All,
I am working on consuming data from Kafka on dump into HDFS. I am able to consume data and wanted to get the total counts of records from Kafka and save as a file into HDFS so that i can use that file for the validation. I was able to print records in console but i am not sure how can i create the file of total count?

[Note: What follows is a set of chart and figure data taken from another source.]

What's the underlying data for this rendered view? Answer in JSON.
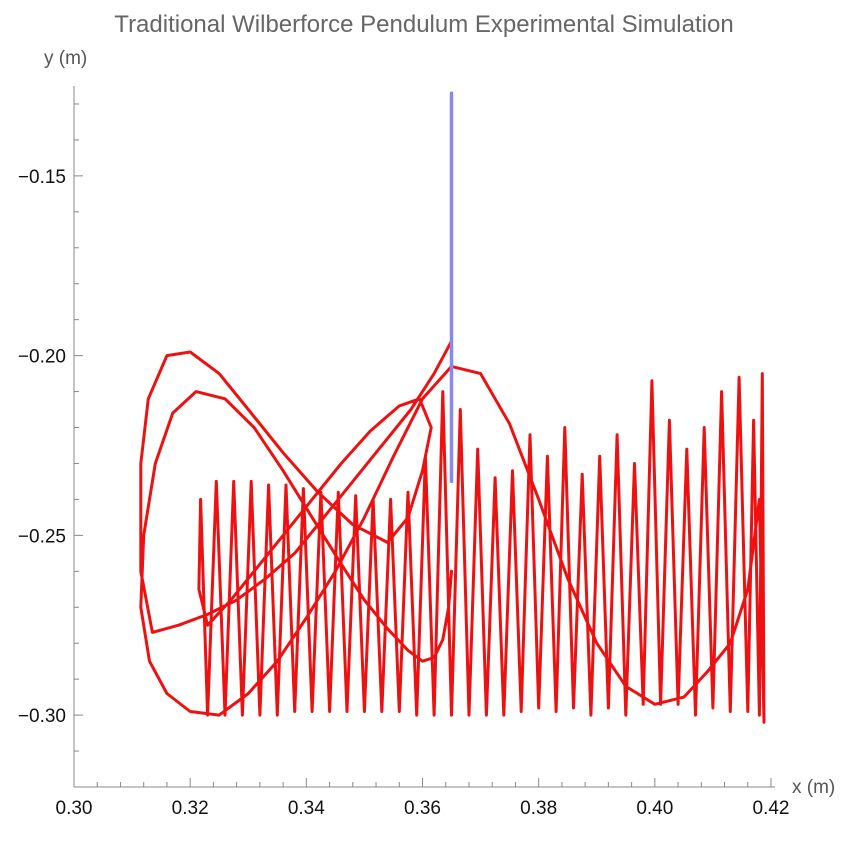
{
  "chart_data": {
    "type": "line",
    "title": "Traditional Wilberforce Pendulum Experimental Simulation",
    "xlabel": "x (m)",
    "ylabel": "y (m)",
    "xlim": [
      0.3,
      0.42
    ],
    "ylim": [
      -0.32,
      -0.125
    ],
    "x_ticks": [
      {
        "value": 0.3,
        "label": "0.30"
      },
      {
        "value": 0.32,
        "label": "0.32"
      },
      {
        "value": 0.34,
        "label": "0.34"
      },
      {
        "value": 0.36,
        "label": "0.36"
      },
      {
        "value": 0.38,
        "label": "0.38"
      },
      {
        "value": 0.4,
        "label": "0.40"
      },
      {
        "value": 0.42,
        "label": "0.42"
      }
    ],
    "y_ticks": [
      {
        "value": -0.15,
        "label": "−0.15"
      },
      {
        "value": -0.2,
        "label": "−0.20"
      },
      {
        "value": -0.25,
        "label": "−0.25"
      },
      {
        "value": -0.3,
        "label": "−0.30"
      }
    ],
    "grid": false,
    "series": [
      {
        "color": "#ee1111",
        "note_shape": "trajectory",
        "x": [
          0.365,
          0.362,
          0.358,
          0.353,
          0.348,
          0.343,
          0.338,
          0.333,
          0.328,
          0.323,
          0.318,
          0.3135,
          0.3115,
          0.3115,
          0.3128,
          0.316,
          0.32,
          0.325,
          0.33,
          0.336,
          0.342,
          0.348,
          0.354,
          0.3575,
          0.36,
          0.3615,
          0.3595,
          0.356,
          0.351,
          0.346,
          0.341,
          0.336,
          0.331,
          0.327,
          0.323,
          0.3215,
          0.3218,
          0.323,
          0.3245,
          0.326,
          0.3275,
          0.329,
          0.3305,
          0.332,
          0.3335,
          0.335,
          0.3365,
          0.338,
          0.3395,
          0.341,
          0.3425,
          0.344,
          0.3455,
          0.347,
          0.3485,
          0.35,
          0.3515,
          0.353,
          0.3545,
          0.356,
          0.3575,
          0.359,
          0.3605,
          0.362,
          0.3635,
          0.365,
          0.3665,
          0.368,
          0.3695,
          0.371,
          0.3725,
          0.374,
          0.3755,
          0.377,
          0.3785,
          0.38,
          0.3815,
          0.383,
          0.3845,
          0.386,
          0.3875,
          0.389,
          0.3905,
          0.392,
          0.3935,
          0.395,
          0.3965,
          0.398,
          0.3995,
          0.401,
          0.4025,
          0.404,
          0.4055,
          0.407,
          0.4085,
          0.41,
          0.4115,
          0.413,
          0.4145,
          0.416,
          0.417,
          0.418,
          0.4185,
          0.4188,
          0.418,
          0.416,
          0.413,
          0.409,
          0.405,
          0.4,
          0.395,
          0.39,
          0.385,
          0.38,
          0.375,
          0.37,
          0.365,
          0.36,
          0.355,
          0.35,
          0.345,
          0.34,
          0.335,
          0.33,
          0.325,
          0.32,
          0.316,
          0.313,
          0.3115,
          0.312,
          0.314,
          0.317,
          0.321,
          0.326,
          0.331,
          0.336,
          0.341,
          0.346,
          0.35,
          0.354,
          0.3575,
          0.36,
          0.362,
          0.3635,
          0.3645,
          0.365
        ],
        "y": [
          -0.196,
          -0.205,
          -0.215,
          -0.225,
          -0.235,
          -0.245,
          -0.255,
          -0.262,
          -0.268,
          -0.272,
          -0.275,
          -0.277,
          -0.26,
          -0.23,
          -0.212,
          -0.2,
          -0.199,
          -0.205,
          -0.215,
          -0.227,
          -0.238,
          -0.247,
          -0.252,
          -0.245,
          -0.232,
          -0.22,
          -0.212,
          -0.214,
          -0.221,
          -0.23,
          -0.24,
          -0.25,
          -0.26,
          -0.268,
          -0.275,
          -0.265,
          -0.24,
          -0.3,
          -0.235,
          -0.3,
          -0.235,
          -0.3,
          -0.235,
          -0.3,
          -0.236,
          -0.3,
          -0.236,
          -0.299,
          -0.237,
          -0.299,
          -0.238,
          -0.299,
          -0.238,
          -0.299,
          -0.239,
          -0.299,
          -0.24,
          -0.299,
          -0.24,
          -0.299,
          -0.238,
          -0.3,
          -0.228,
          -0.3,
          -0.21,
          -0.3,
          -0.215,
          -0.3,
          -0.226,
          -0.3,
          -0.234,
          -0.3,
          -0.232,
          -0.299,
          -0.222,
          -0.298,
          -0.228,
          -0.299,
          -0.22,
          -0.298,
          -0.233,
          -0.3,
          -0.228,
          -0.298,
          -0.222,
          -0.3,
          -0.23,
          -0.297,
          -0.207,
          -0.297,
          -0.218,
          -0.297,
          -0.226,
          -0.3,
          -0.22,
          -0.298,
          -0.21,
          -0.299,
          -0.206,
          -0.299,
          -0.218,
          -0.3,
          -0.205,
          -0.302,
          -0.24,
          -0.265,
          -0.28,
          -0.288,
          -0.295,
          -0.297,
          -0.292,
          -0.28,
          -0.262,
          -0.24,
          -0.219,
          -0.205,
          -0.203,
          -0.212,
          -0.228,
          -0.245,
          -0.26,
          -0.273,
          -0.285,
          -0.294,
          -0.3,
          -0.299,
          -0.294,
          -0.285,
          -0.27,
          -0.25,
          -0.23,
          -0.216,
          -0.21,
          -0.212,
          -0.22,
          -0.232,
          -0.245,
          -0.258,
          -0.268,
          -0.276,
          -0.282,
          -0.285,
          -0.284,
          -0.279,
          -0.27,
          -0.26
        ]
      },
      {
        "color": "#8888ee",
        "note_shape": "spring",
        "x": [
          0.365,
          0.365
        ],
        "y": [
          -0.127,
          -0.235
        ]
      }
    ]
  }
}
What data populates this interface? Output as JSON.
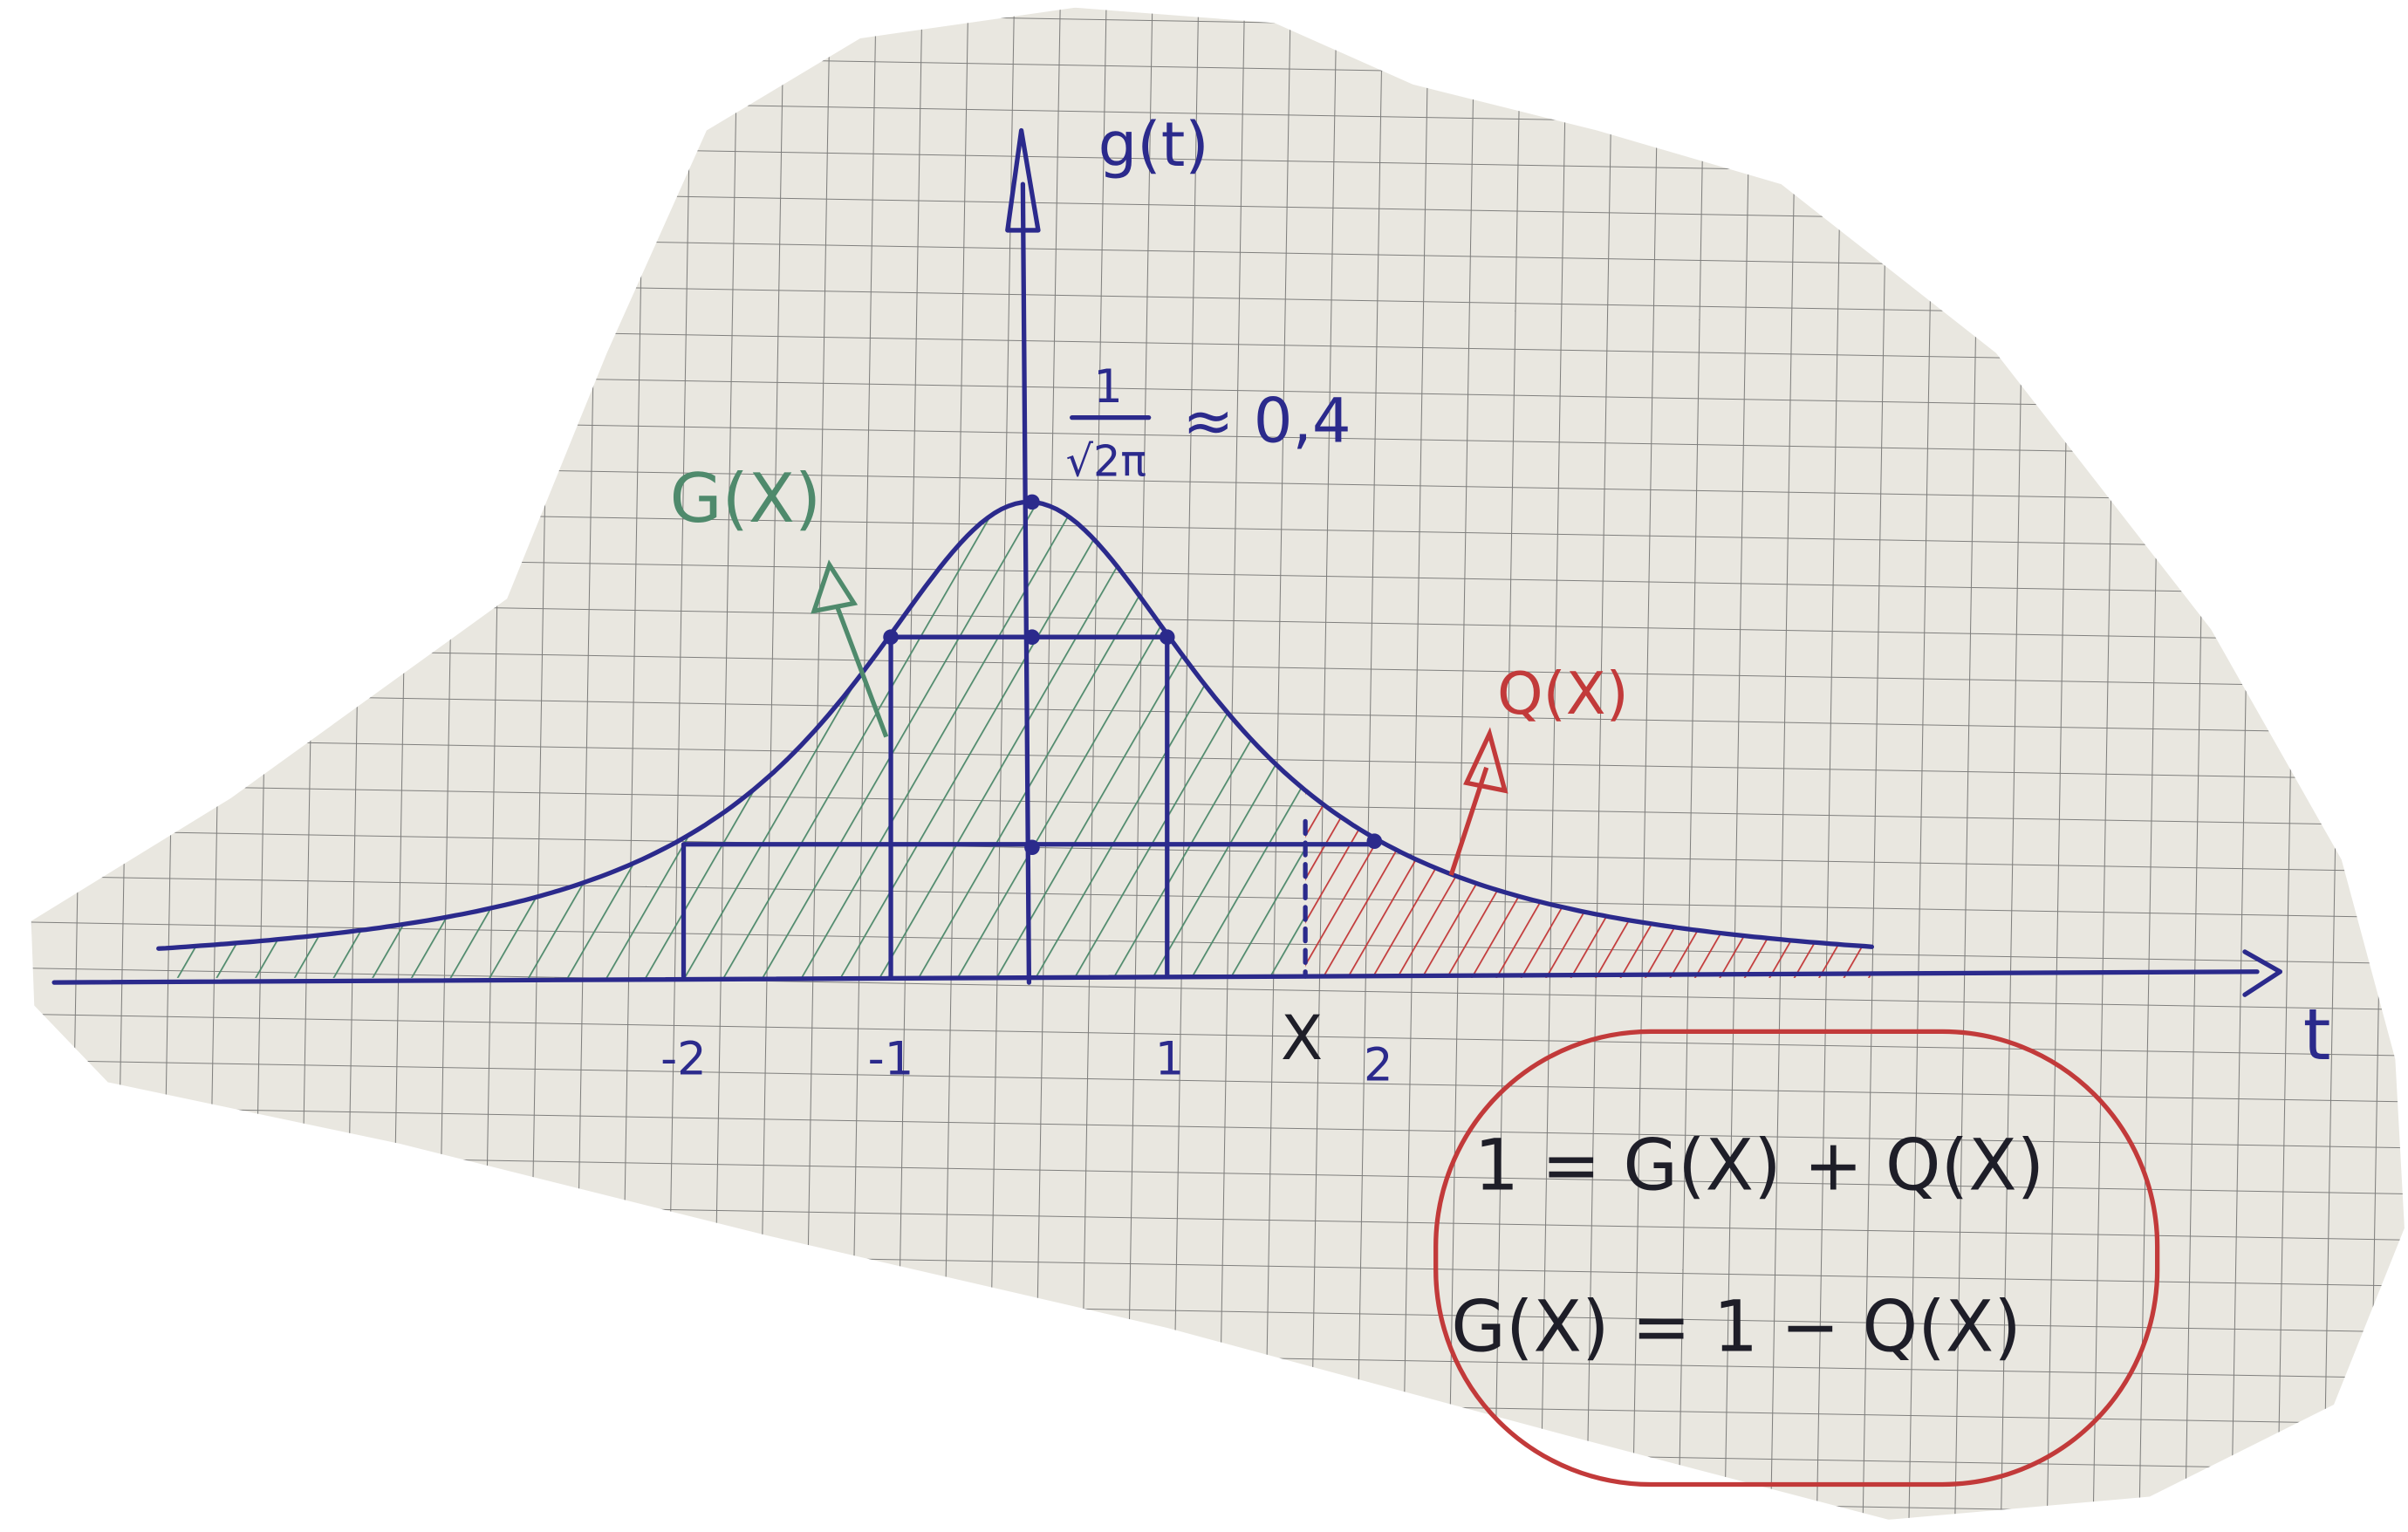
{
  "axes": {
    "y_label": "g(t)",
    "x_label": "t",
    "ticks": [
      "-2",
      "-1",
      "1",
      "2"
    ],
    "x_marker": "X"
  },
  "peak": {
    "numerator": "1",
    "denominator": "√2π",
    "approx": "≈ 0,4"
  },
  "regions": {
    "left": "G(X)",
    "right": "Q(X)"
  },
  "equations": [
    "1 = G(X) + Q(X)",
    "G(X) = 1 − Q(X)"
  ]
}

Query to pull records from Kafka:
Dataset ds1=ds.filter(args[5]);
StreamingQuery query = ds1
.coalesce(10)
.writeStream()
.format("parquet")
.option("path", path.toString())
.option("checkpointLocation", args[6] + "/checkpoints" + args[2])
.trigger(Trigger.Once())
.start();
try {
query.awaitTermination();
} catch (StreamingQueryException e) {
e.printStackTrace();
System.exit(1);
}
and the code that i have written to get the records and print in console:
Dataset stream=ds1.groupBy("<column_name>").count();
// Actually, I wanted to get the count without using GroupBy, i have tried long stream=ds1.count()
but i was encounter with the error.
StreamingQuery query1=stream.coalesce(1)
.writeStream()
.format("csv")
.option("path", path + "/record")
.start();
try {
query1.awaitTermination();
} catch (StreamingQueryException e) {
e.printStackTrace();
System.exit(1);
}
This is not working, can you please help me to solve this problem?